Translate

Friday, October 5, 2012

"Eye" spiral nebula is blue


Helix Nebula (snail) is often called the "Eye of God" or "Eye of Sauron", and do not reject that this place looks like a cosmic eye, looks straight at us. On the new image, which combined the image transmitted from the telescope "Spitzer" and GALEX, the eye appears to us in a blue shade that complements the palette of gold, green and turquoise of the nebula, obtained previously by other observatories.


In fact, the eye is a dying star. Powerful ultraviolet radiation, which causes the light spiral nebula, comes from its hot stellar core - a white dwarf is so tiny on the scale of the nebula, which is the image it is like a small point.

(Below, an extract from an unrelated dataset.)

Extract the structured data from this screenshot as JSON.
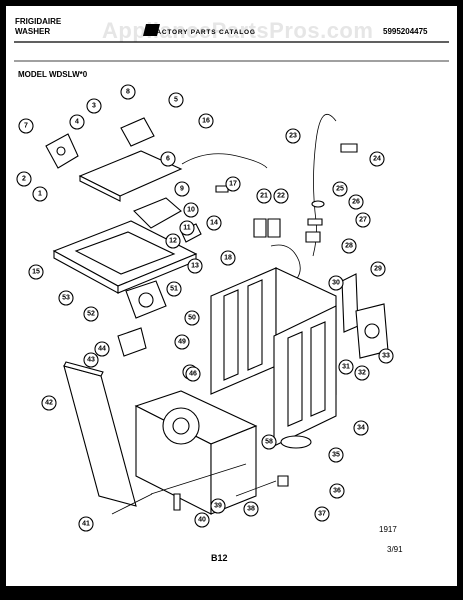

Helix Nebula, or NGC 7293, lies at a distance of 650 light-years away in the constellation Aquarius. Planetary nebulae are the remnants of Sun-like stars, and so one day - in about five billion years - when viewed from a distance our sun will look that way. And the Earth by then fry likes toast.

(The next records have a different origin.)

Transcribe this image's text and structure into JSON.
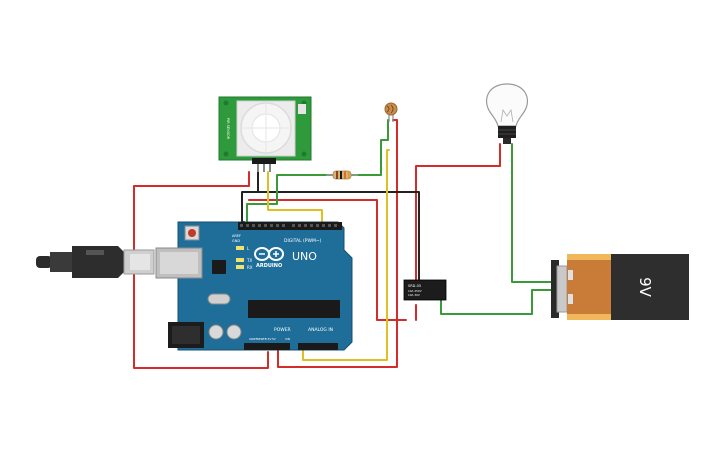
{
  "circuit": {
    "arduino": {
      "brand_text": "ARDUINO",
      "model_text": "UNO",
      "digital_label": "DIGITAL (PWM~)",
      "power_label": "POWER",
      "analog_label": "ANALOG IN",
      "aref_text": "AREF",
      "gnd_text": "GND",
      "tx_text": "TX",
      "rx_text": "RX",
      "l_text": "L",
      "ioref_text": "IOREF",
      "reset_text": "RESET",
      "v33_text": "3.3V",
      "v5_text": "5V",
      "vin_text": "VIN"
    },
    "pir_sensor": {
      "side_text": "PIR SENSOR"
    },
    "relay": {
      "line1": "SRD-05",
      "line2": "10A 250V",
      "line3": "10A 30V"
    },
    "battery": {
      "voltage_label": "9V"
    }
  }
}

When a star ends evolving hydrogen, it begins to use helium for thermonuclear fusion reactions, creating a core of heavier elements carbon, nitrogen and oxygen. But in the end ends and helium, and the star dies, leaving a tiny, red-hot, white core, called a white dwarf. A powerful UV radiation causes the outer shells of the star dumped hot and emits radiation in the infrared range, presented in a picture in a reddish hue.